The Wall Street Journal joined other print-based publishers Time Inc. and Conde Nast this week in introducing a new digital video hub at its NewFront presentation. The Journal’s product, called Signal, is a “digital video magazine” that will curate videos from Journal news staff as well as filmmakers, the company told a room of media buyers Friday.

Conde Nast, the publisher of Vogue and Vanity Fair, recently showed off a similar platform, The Scene, which will curate top video from its magazine brands as well as partners like BuzzFeed and ABC News. And Time Inc. plans to roll out The Daily Cut for its video.

But Signal differs from the other platforms because it adopts the “delicious aspects” of a magazine, according to Mike Miller, deputy managing editor at the Journal. Short videos will exist in the front of the “magazine,” he explained, with longer videos appearing as features.

Although it will be available on the web and mobile phones, Mr. Miller said Signal is particularly geared toward the tablet, allowing viewers to “curl up with video.”

There’s no firm launch date yet for Signal, a spokeswoman for the Journal said. “It’s still very much in the development stages,” she added.

Friday marked The Wall Street Journal’s second time in the NewFronts, a series of pitches by digital publishers seeking TV ad budgets partly by imitating TV’s upfront pitches. Thus far, however, the digital videos on display at these presentations have largely failed to gain broad audiences.

The Journal produces about about 18,000 new videos each year, the company said, but it highlighted three series in particular. “Future of Everything” is a new series that will explore stories around science and innovation and appear weekly over the course of three months. It drew a standing ovation from the audience when Amanda Boxtell, executive director of Bridging Bionics Foundation and the inspiration for the series, walked across the stage wearing a “bionic exoskeleton suit.” She had been wheelchair bound due to a skiing accident.

Another relatively new series, “The Short Answer,” hosted by the Journal’s Jason Bellini, is a brief “explainer” show about topics ranging from e-cigarettes to Malaysian Airlines flight 370. It rolled out a few months ago.

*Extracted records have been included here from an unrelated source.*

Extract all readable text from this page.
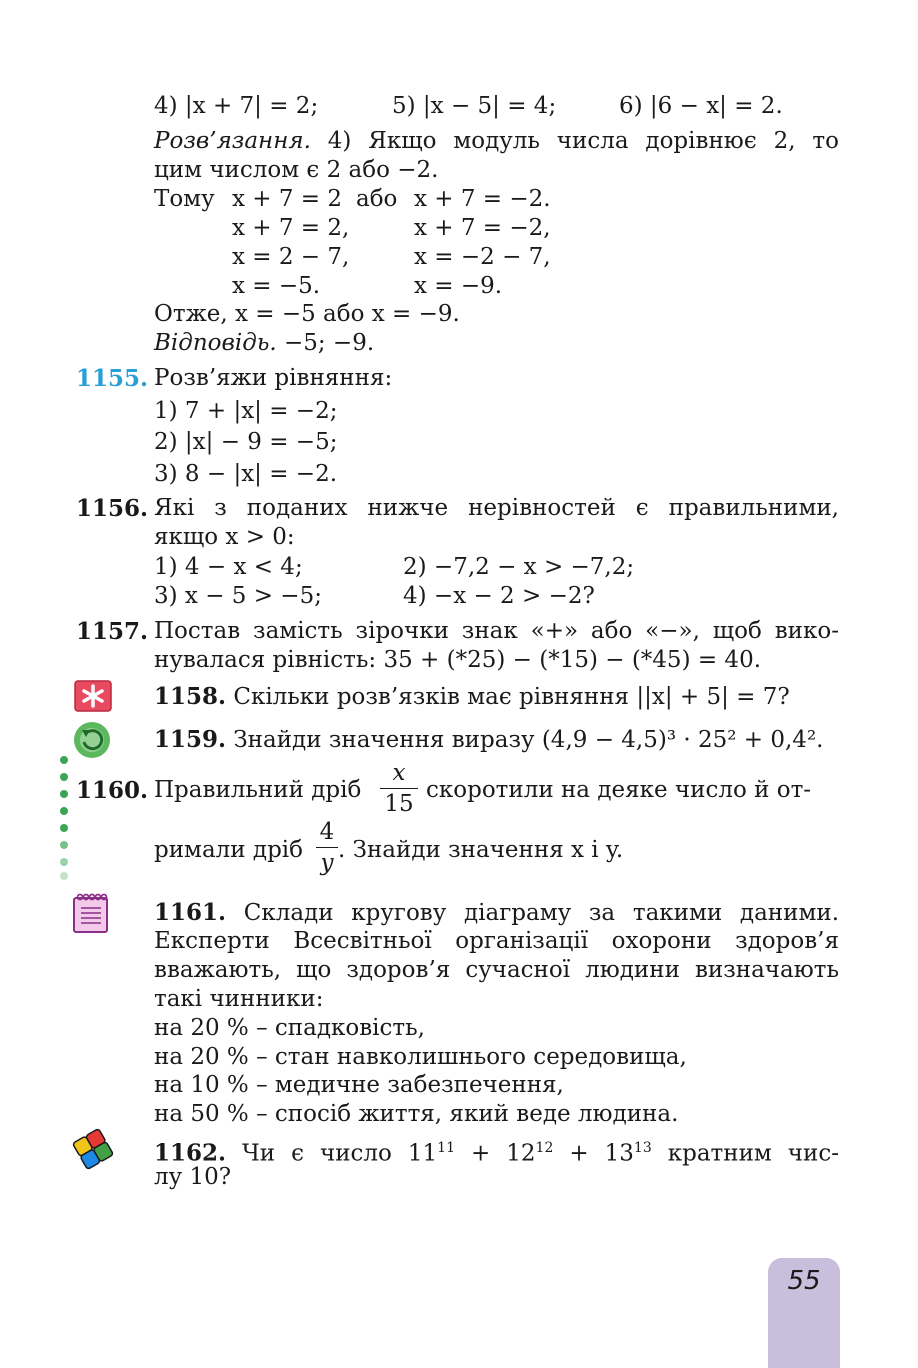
4) |x + 7| = 2;	5) |x − 5| = 4;	6) |6 − x| = 2.
Розв’язання. 4) Якщо модуль числа дорівнює 2, то
цим числом є 2 або −2.
Тому x + 7 = 2 або x + 7 = −2.
x + 7 = 2,	x + 7 = −2,
x = 2 − 7,	x = −2 − 7,
x = −5.	x = −9.
Отже, x = −5 або x = −9.
Відповідь. −5; −9.
1155. Розв’яжи рівняння:
1) 7 + |x| = −2;
2) |x| − 9 = −5;
3) 8 − |x| = −2.
1156. Які з поданих нижче нерівностей є правильними,
якщо x > 0:
1) 4 − x < 4;	2) −7,2 − x > −7,2;
3) x − 5 > −5;	4) −x − 2 > −2?
1157. Постав замість зірочки знак «+» або «−», щоб вико-
нувалася рівність: 35 + (*25) − (*15) − (*45) = 40.
1158. Скільки розв’язків має рівняння ||x| + 5| = 7?
1159. Знайди значення виразу (4,9 − 4,5)³ · 25² + 0,4².
1160. Правильний дріб
x
15
скоротили на деяке число й от-
римали дріб
4
y . Знайди значення x і y.
1161. Склади кругову діаграму за такими даними.
Експерти Всесвітньої організації охорони здоров’я
вважають, що здоров’я сучасної людини визначають
такі чинники:
на 20 % – спадковість,
на 20 % – стан навколишнього середовища,
на 10 % – медичне забезпечення,
на 50 % – спосіб життя, який веде людина.
1162. Чи є число $11^{11} + 12^{12} + 13^{13}$ кратним чис-
лу 10?
55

Content that explains things — whether with text, images or video — is en vogue at the moment, with media brands like The New York Times, Vox Media and ESPN publishing sites devoted to explanatory journalism. “The Short Answer” is driven by the news cycle, a Journal spokeswoman said, so it’s an ongoing production cycle.

The Journal highlighted the returning series “Startup of the Year,” a video documentary about startup companies. It will run multiple times a week for a three-month period.

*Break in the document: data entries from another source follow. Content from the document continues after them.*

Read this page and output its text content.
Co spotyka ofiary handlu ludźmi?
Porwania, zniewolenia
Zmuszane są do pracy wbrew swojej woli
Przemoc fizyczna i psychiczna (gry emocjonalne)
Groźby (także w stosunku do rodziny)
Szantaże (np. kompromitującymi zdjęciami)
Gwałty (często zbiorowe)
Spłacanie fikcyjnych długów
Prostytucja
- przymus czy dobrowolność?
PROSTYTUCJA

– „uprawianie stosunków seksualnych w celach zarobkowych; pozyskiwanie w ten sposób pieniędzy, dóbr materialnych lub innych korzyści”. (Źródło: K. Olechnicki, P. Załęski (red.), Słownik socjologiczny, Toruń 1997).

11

Editor-in-Chief Gerard Baker’s five-days a week email “10-Points” will also get a video component, with Mr. Baker taping one-on-one interviews with newsmakers. He demonstrated this live at the NewFront Friday by interviewing supermodel and philanthropist Petra Nemcova, who began the charity Happy Hearts Fund after surviving the 2005 tsunami that struck Thailand. Her fianc was killed in the ordeal, which she described to Mr. Baker.

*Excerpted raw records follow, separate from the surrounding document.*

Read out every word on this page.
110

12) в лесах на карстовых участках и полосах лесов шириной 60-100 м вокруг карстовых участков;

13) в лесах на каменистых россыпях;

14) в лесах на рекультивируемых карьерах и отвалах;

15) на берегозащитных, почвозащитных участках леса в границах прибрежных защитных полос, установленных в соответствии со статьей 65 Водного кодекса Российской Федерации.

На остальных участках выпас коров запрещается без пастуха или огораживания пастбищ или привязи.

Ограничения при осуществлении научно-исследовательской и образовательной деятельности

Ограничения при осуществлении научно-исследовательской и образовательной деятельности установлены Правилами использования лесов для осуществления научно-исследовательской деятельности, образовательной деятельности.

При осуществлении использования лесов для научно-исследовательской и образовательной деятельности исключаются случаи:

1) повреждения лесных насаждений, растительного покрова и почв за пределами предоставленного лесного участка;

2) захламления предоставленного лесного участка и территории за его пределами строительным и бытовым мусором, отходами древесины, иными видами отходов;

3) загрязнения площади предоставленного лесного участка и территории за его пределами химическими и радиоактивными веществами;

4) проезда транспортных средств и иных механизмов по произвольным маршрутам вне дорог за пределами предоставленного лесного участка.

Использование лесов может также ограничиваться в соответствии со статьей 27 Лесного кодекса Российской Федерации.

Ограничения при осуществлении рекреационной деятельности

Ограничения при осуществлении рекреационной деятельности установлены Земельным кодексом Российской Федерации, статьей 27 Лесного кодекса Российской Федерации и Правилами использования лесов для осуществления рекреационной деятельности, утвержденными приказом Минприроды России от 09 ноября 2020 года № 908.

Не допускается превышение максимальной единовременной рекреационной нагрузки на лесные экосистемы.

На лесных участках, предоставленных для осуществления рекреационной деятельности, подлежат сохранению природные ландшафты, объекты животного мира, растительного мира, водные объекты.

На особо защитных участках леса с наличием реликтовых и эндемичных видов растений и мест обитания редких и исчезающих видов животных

The company also pitched the audience on Storyful, the startup that Journal parent News Corp. acquired in December for $25 million. Storyful identifies emerging stories across social media and verifies the sources. Brands and advertisers were told they can use the content Storyful tracks down. Storyful “helps you own any conversation or trend,” the company said, emphasizing its real-time capabilities.

Mr. Fellows said the Journal is investing “very heavily” to ensure its distribution and discovery of its video — in other words, to make sure people can find the videos and watch them. “Creating great content is not enough in and of itself,” he said. “People need to watch the video.”

To that end, the Journal has struck deals with 32 partners to distribute its videos, including AOL and Apple TV. “We want to be ubiquitous,” he told Ad Age after the event.

“That’s the table stakes,” Mr. Miller added. “The video has to be so good people want to talk about it.”